News Byte: Aluminaire House Finds New Home in Palm Springs

September 22, 2020

The Aluminaire House Foundation, founded by NYIT School of Architecture and Design faculty Michael Schwarting, M.Arch., and Frances Campani, M.Arch., has donated the Aluminaire House to the Palm Springs Museum of Art to be part of its permanent collection. Campani and Schwarting Architects designed a preliminary site plan for the house at the museum’s south parking area. They will be responsible for the reconstruction of the house and participate in the upcoming exhibition on the work of Albert Frey, which will run from 2021 through 2022.

The revolutionary house was designed by architects A. Lawrence Kocher and Albert Frey and was unveiled at the Architectural and Allied Arts Exposition in New York City in 1931. The all-metal home was constructed mostly of aluminum and glass components, which inspired the name. It was intended to be mass-produced and affordable, using inexpensive, off-the-shelf materials. It garnered much attention at the time, and when the exposition ended, it was purchased by architect Wallace K. Harrison, who relocated it to his country estate in Huntington, N.Y.

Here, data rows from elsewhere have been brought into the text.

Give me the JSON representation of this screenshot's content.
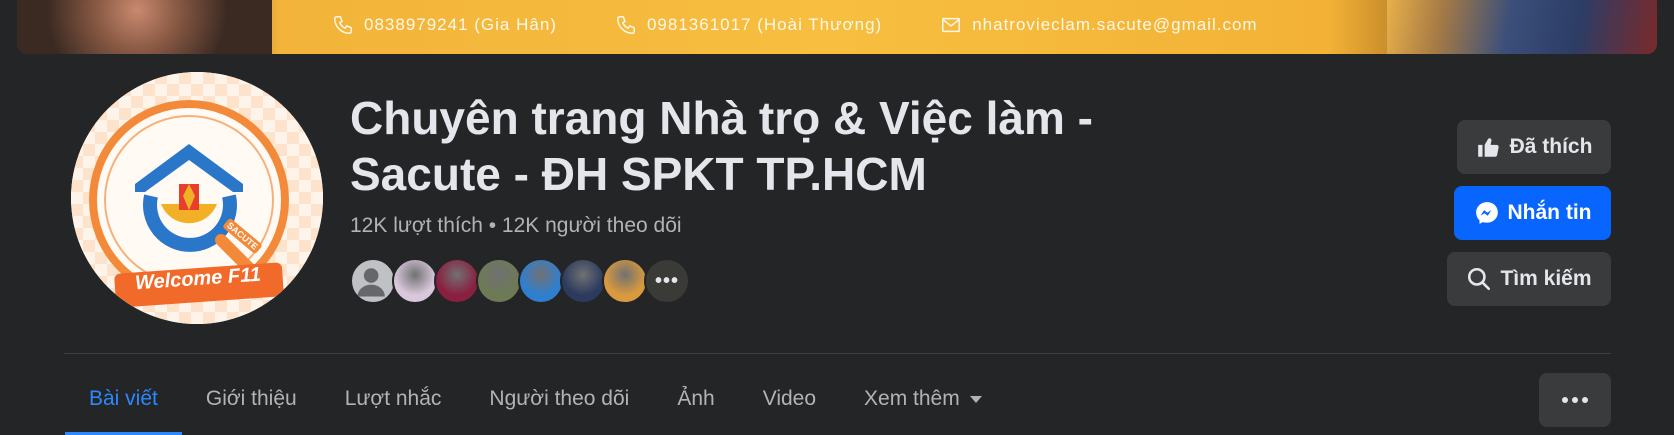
{
  "cover": {
    "contacts": [
      {
        "icon": "phone-icon",
        "text": "0838979241 (Gia Hân)"
      },
      {
        "icon": "phone-icon",
        "text": "0981361017 (Hoài Thương)"
      },
      {
        "icon": "mail-icon",
        "text": "nhatrovieclam.sacute@gmail.com"
      }
    ]
  },
  "avatar": {
    "logo_text": "Welcome F11",
    "badge_text": "SACUTE"
  },
  "page": {
    "title_line1": "Chuyên trang Nhà trọ & Việc làm -",
    "title_line2": "Sacute - ĐH SPKT TP.HCM",
    "likes": "12K lượt thích",
    "separator": " • ",
    "followers": "12K người theo dõi"
  },
  "faces": {
    "more_label": "•••",
    "colors": [
      "#bfc1c4",
      "#d9c8dc",
      "#8a1f3f",
      "#6d7a55",
      "#2f7fd1",
      "#2b3a5e",
      "#d99a3d",
      "#3a3b36"
    ]
  },
  "actions": {
    "liked": "Đã thích",
    "message": "Nhắn tin",
    "search": "Tìm kiếm"
  },
  "tabs": [
    {
      "label": "Bài viết",
      "active": true
    },
    {
      "label": "Giới thiệu"
    },
    {
      "label": "Lượt nhắc"
    },
    {
      "label": "Người theo dõi"
    },
    {
      "label": "Ảnh"
    },
    {
      "label": "Video"
    },
    {
      "label": "Xem thêm",
      "caret": true
    }
  ],
  "colors": {
    "background": "#242526",
    "accent": "#0866ff",
    "active_tab": "#2d88ff"
  }
}
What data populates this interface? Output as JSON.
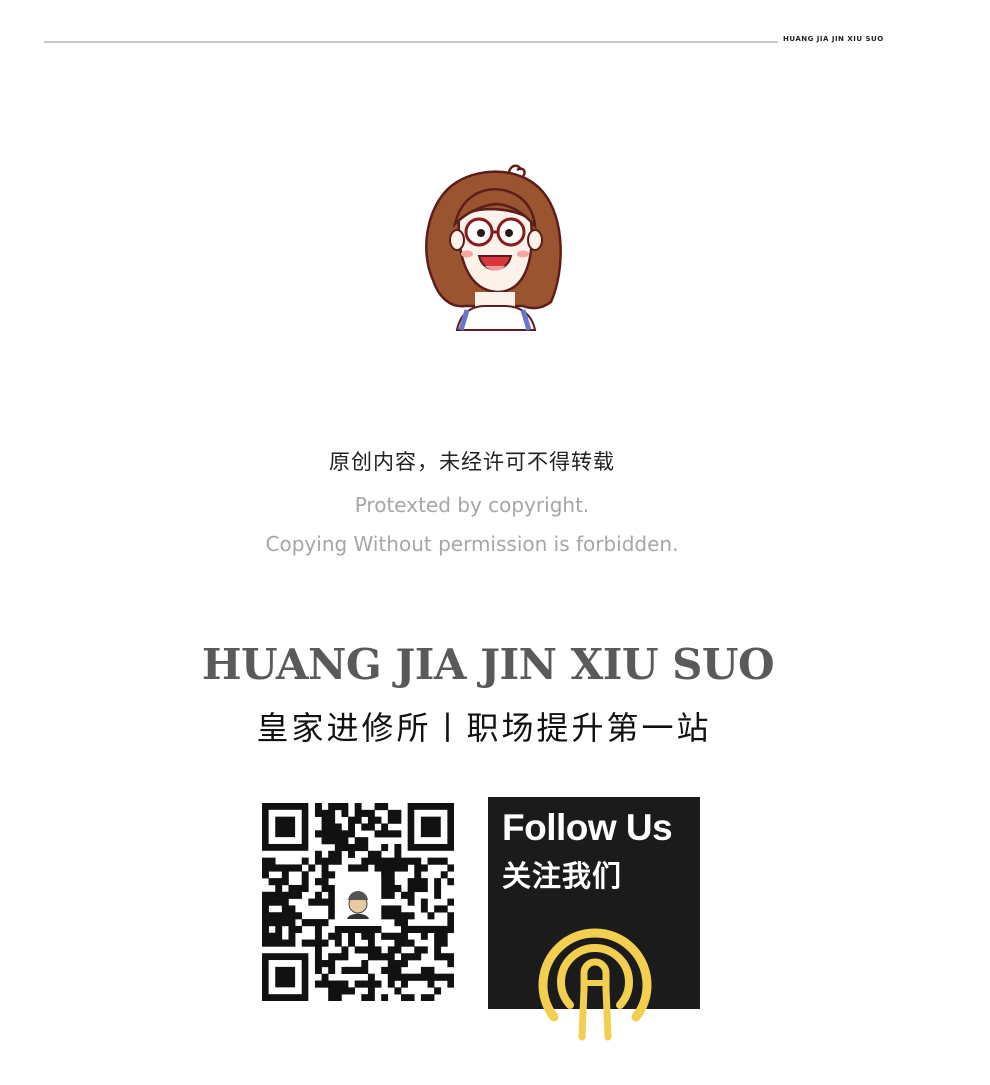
{
  "header": {
    "tag": "HUANG JIA JIN XIU SUO"
  },
  "avatar": {
    "icon": "cartoon-girl-with-glasses-icon"
  },
  "notice": {
    "cn": "原创内容，未经许可不得转载",
    "en_line1": "Protexted by copyright.",
    "en_line2": "Copying Without permission is forbidden."
  },
  "brand": {
    "title": "HUANG JIA JIN XIU SUO",
    "subtitle": "皇家进修所丨职场提升第一站"
  },
  "qr": {
    "icon": "wechat-qr-code-icon"
  },
  "follow": {
    "en": "Follow Us",
    "cn": "关注我们",
    "icon": "podcast-icon"
  },
  "colors": {
    "brand_gray": "#5a5a5a",
    "caption_gray": "#a6a6a6",
    "follow_bg": "#1c1b1b",
    "accent_yellow": "#f3cf4f"
  }
}
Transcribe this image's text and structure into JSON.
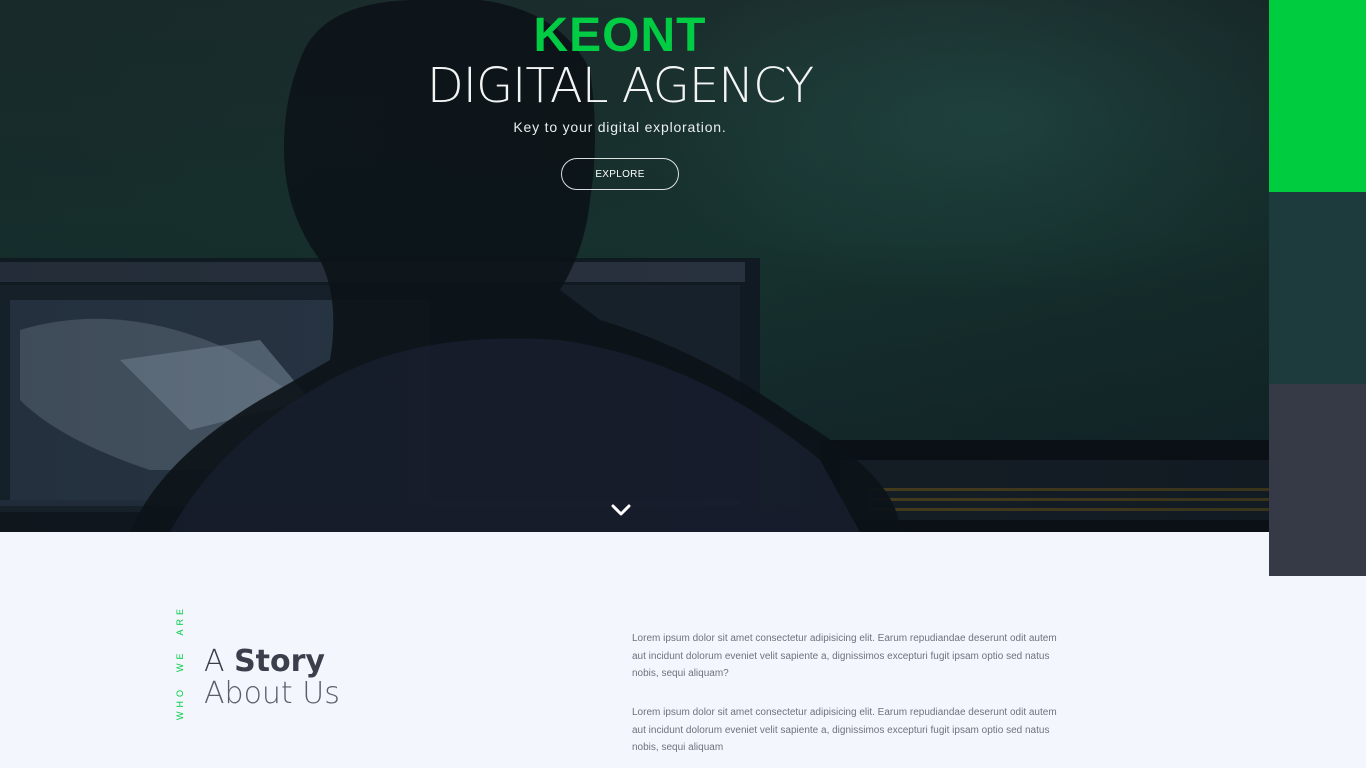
{
  "hero": {
    "brand": "KEONT",
    "headline": "DIGITAL AGENCY",
    "tagline": "Key to your digital exploration.",
    "explore_label": "EXPLORE",
    "scroll_icon": "chevron-down-icon"
  },
  "colors": {
    "accent": "#00cc3f",
    "panel_teal": "#1d3b3c",
    "panel_slate": "#363a47",
    "section_bg": "#f3f6fd"
  },
  "about": {
    "label_words": [
      "WHO",
      "WE",
      "ARE"
    ],
    "heading_prefix": "A",
    "heading_bold": "Story",
    "heading_line2": "About Us",
    "paragraphs": [
      "Lorem ipsum dolor sit amet consectetur adipisicing elit. Earum repudiandae deserunt odit autem aut incidunt dolorum eveniet velit sapiente a, dignissimos excepturi fugit ipsam optio sed natus nobis, sequi aliquam?",
      "Lorem ipsum dolor sit amet consectetur adipisicing elit. Earum repudiandae deserunt odit autem aut incidunt dolorum eveniet velit sapiente a, dignissimos excepturi fugit ipsam optio sed natus nobis, sequi aliquam"
    ]
  }
}
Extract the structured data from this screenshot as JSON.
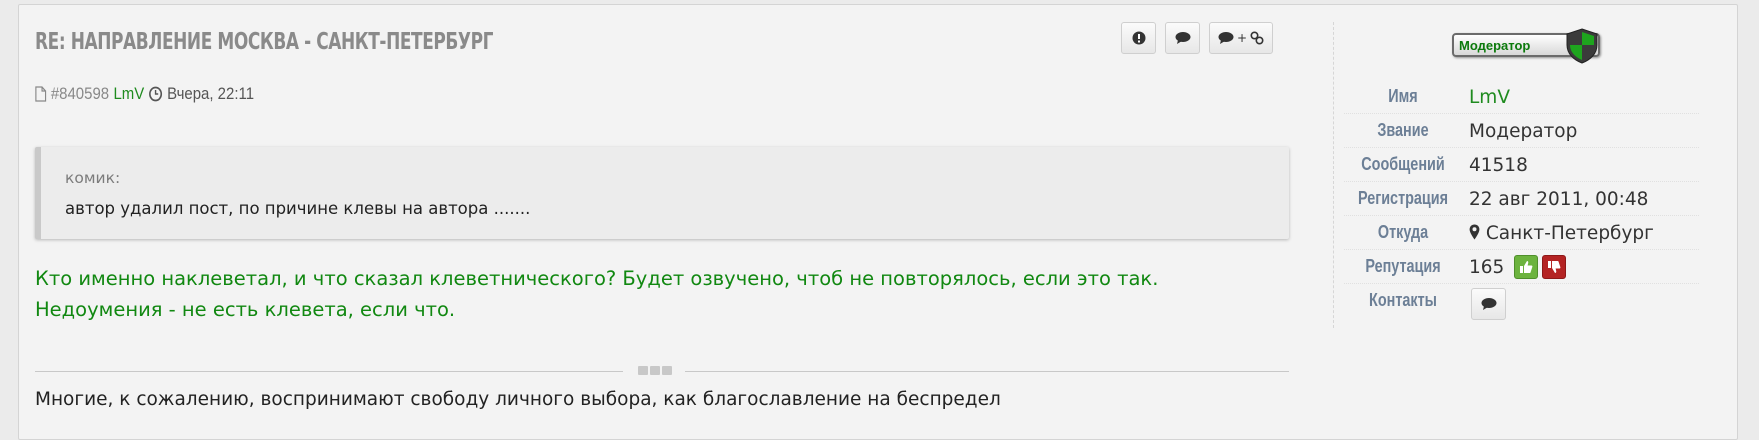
{
  "post": {
    "title": "RE: НАПРАВЛЕНИЕ МОСКВА - САНКТ-ПЕТЕРБУРГ",
    "post_number": "#840598",
    "author": "LmV",
    "date": "Вчера, 22:11",
    "tools": {
      "report_icon": "exclamation-icon",
      "reply_icon": "speech-bubble-icon",
      "multiquote_plus": "+"
    },
    "quote": {
      "author": "комик:",
      "text": "автор удалил пост, по причине клевы на автора ......."
    },
    "message_line1": "Кто именно наклеветал, и что сказал клеветнического? Будет озвучено, чтоб не повторялось, если это так.",
    "message_line2": "Недоумения - не есть клевета, если что.",
    "signature": "Многие, к сожалению, воспринимают свободу личного выбора, как благославление на беспредел"
  },
  "profile": {
    "rank_badge": "Модератор",
    "fields": {
      "name_label": "Имя",
      "name_value": "LmV",
      "rank_label": "Звание",
      "rank_value": "Модератор",
      "posts_label": "Сообщений",
      "posts_value": "41518",
      "reg_label": "Регистрация",
      "reg_value": "22 авг 2011, 00:48",
      "from_label": "Откуда",
      "from_value": "Санкт-Петербург",
      "rep_label": "Репутация",
      "rep_value": "165",
      "contacts_label": "Контакты"
    }
  },
  "colors": {
    "accent_green": "#1f8b1f",
    "message_green": "#118811",
    "label_blue_gray": "#6c7f96",
    "rep_up": "#6cb33e",
    "rep_down": "#b42323"
  }
}
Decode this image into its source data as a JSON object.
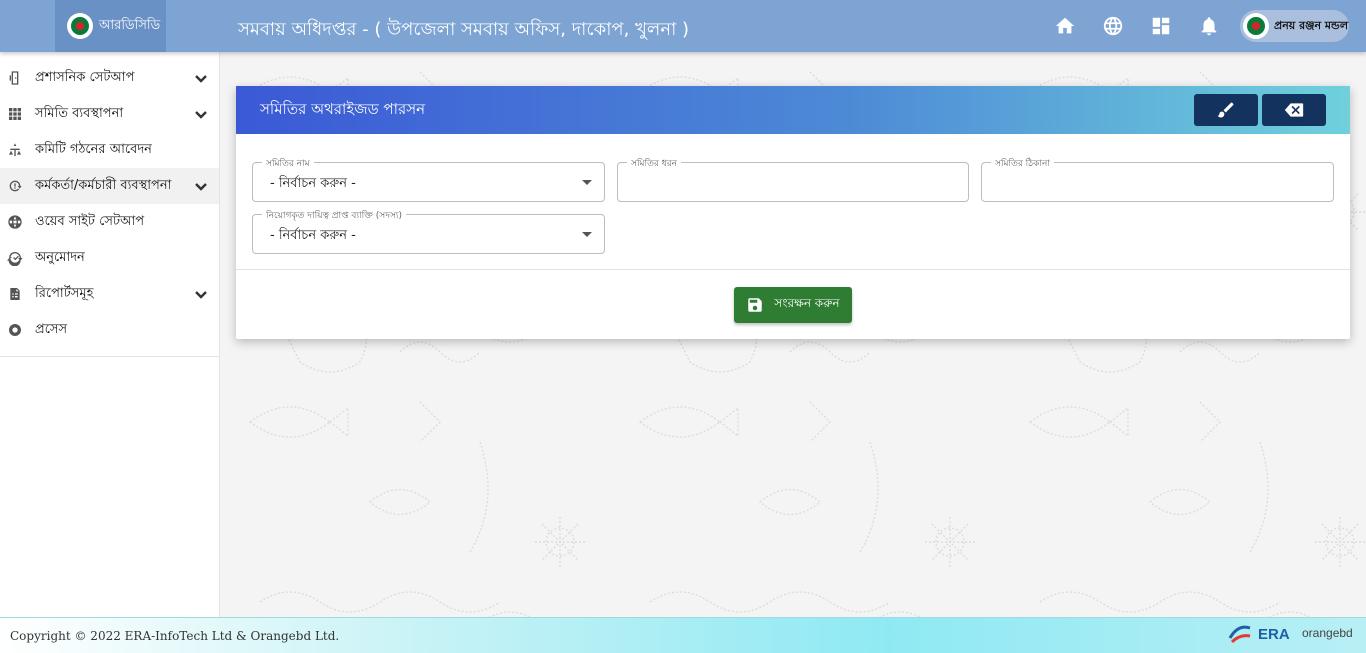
{
  "header": {
    "brand_name": "আরডিসিডি",
    "office_title": "সমবায় অধিদপ্তর - ( উপজেলা সমবায় অফিস, দাকোপ, খুলনা )",
    "icons": [
      "home-icon",
      "globe-icon",
      "dashboard-icon",
      "bell-icon"
    ],
    "user_name": "প্রনয় রঞ্জন মন্ডল"
  },
  "sidebar": {
    "items": [
      {
        "label": "প্রশাসনিক সেটআপ",
        "icon": "admin-setup-icon",
        "expandable": true
      },
      {
        "label": "সমিতি ব্যবস্থাপনা",
        "icon": "grid-icon",
        "expandable": true
      },
      {
        "label": "কমিটি গঠনের আবেদন",
        "icon": "committee-icon",
        "expandable": false
      },
      {
        "label": "কর্মকর্তা/কর্মচারী ব্যবস্থাপনা",
        "icon": "staff-icon",
        "expandable": true,
        "active": true
      },
      {
        "label": "ওয়েব সাইট সেটআপ",
        "icon": "globe-icon",
        "expandable": false
      },
      {
        "label": "অনুমোদন",
        "icon": "approval-icon",
        "expandable": false
      },
      {
        "label": "রিপোর্টসমূহ",
        "icon": "report-icon",
        "expandable": true
      },
      {
        "label": "প্রসেস",
        "icon": "process-icon",
        "expandable": false
      }
    ]
  },
  "form": {
    "title": "সমিতির অথরাইজড পারসন",
    "fields": {
      "samity_name": {
        "label": "সমিতির নাম",
        "value": "- নির্বাচন করুন -"
      },
      "samity_type": {
        "label": "সমিতির ধরন",
        "value": ""
      },
      "samity_address": {
        "label": "সমিতির ঠিকানা",
        "value": ""
      },
      "authorized_person": {
        "label": "নিয়োগকৃত দায়িত্ব প্রাপ্ত ব্যাক্তি (সদস্য)",
        "value": "- নির্বাচন করুন -"
      }
    },
    "save_label": "সংরক্ষন করুন"
  },
  "footer": {
    "copyright": "Copyright © 2022 ERA-InfoTech Ltd & Orangebd Ltd.",
    "era_logo_text": "ERA",
    "orange_logo_text": "orangebd"
  },
  "colors": {
    "header_bg": "#7ea4d4",
    "card_header_start": "#3b59d6",
    "card_header_end": "#6fd1dc",
    "header_button": "#13325e",
    "save_button": "#2e7d32"
  }
}
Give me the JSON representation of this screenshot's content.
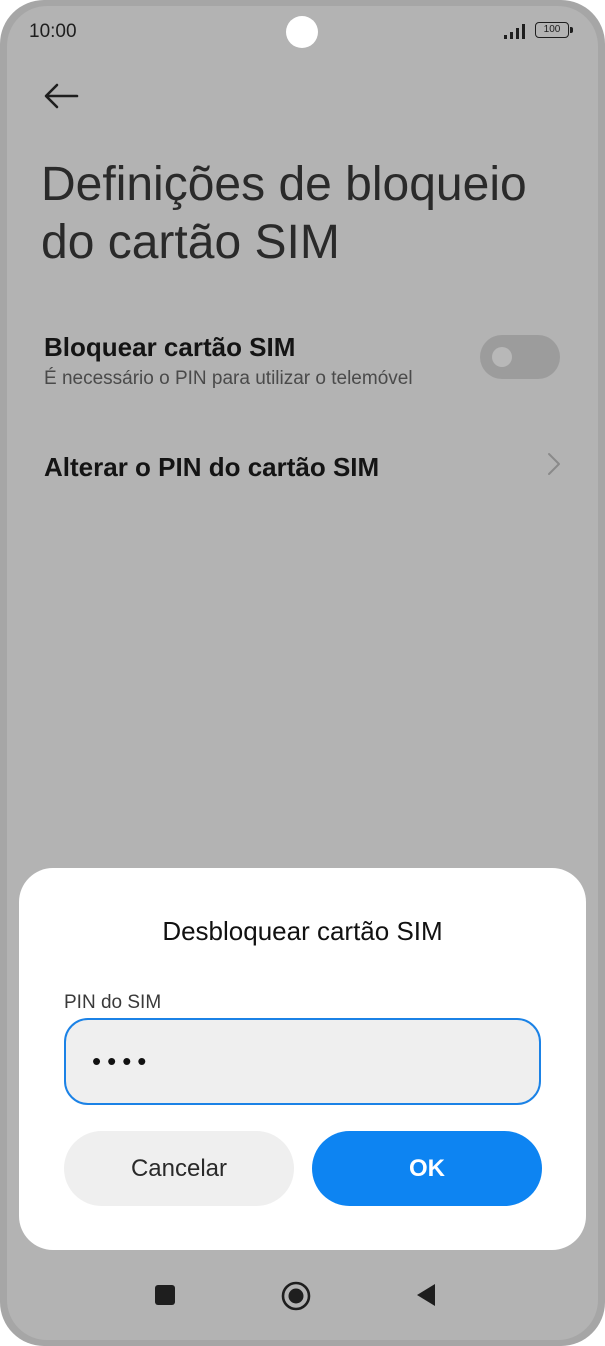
{
  "status_bar": {
    "time": "10:00",
    "battery": "100"
  },
  "header": {
    "title": "Definições de bloqueio do cartão SIM"
  },
  "settings": {
    "lock_sim": {
      "title": "Bloquear cartão SIM",
      "subtitle": "É necessário o PIN para utilizar o telemóvel",
      "enabled": false
    },
    "change_pin": {
      "title": "Alterar o PIN do cartão SIM"
    }
  },
  "dialog": {
    "title": "Desbloquear cartão SIM",
    "field_label": "PIN do SIM",
    "field_value": "••••",
    "cancel_label": "Cancelar",
    "ok_label": "OK"
  },
  "icons": {
    "back": "arrow-left-icon",
    "chevron": "chevron-right-icon",
    "nav_recents": "square-icon",
    "nav_home": "circle-icon",
    "nav_back": "triangle-left-icon"
  },
  "colors": {
    "accent": "#0d84f2",
    "dim_overlay": "#b3b3b3"
  }
}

After years of neglect, the house was in danger of being demolished. A group of preservationists led by Schwarting and Campani set about to save the home. In 1988, New York Institute of Technology purchased the Aluminaire House. As part of their coursework, architecture students dismantled and rebuilt it on the Central Islip campus (then the location of one of its architecture programs).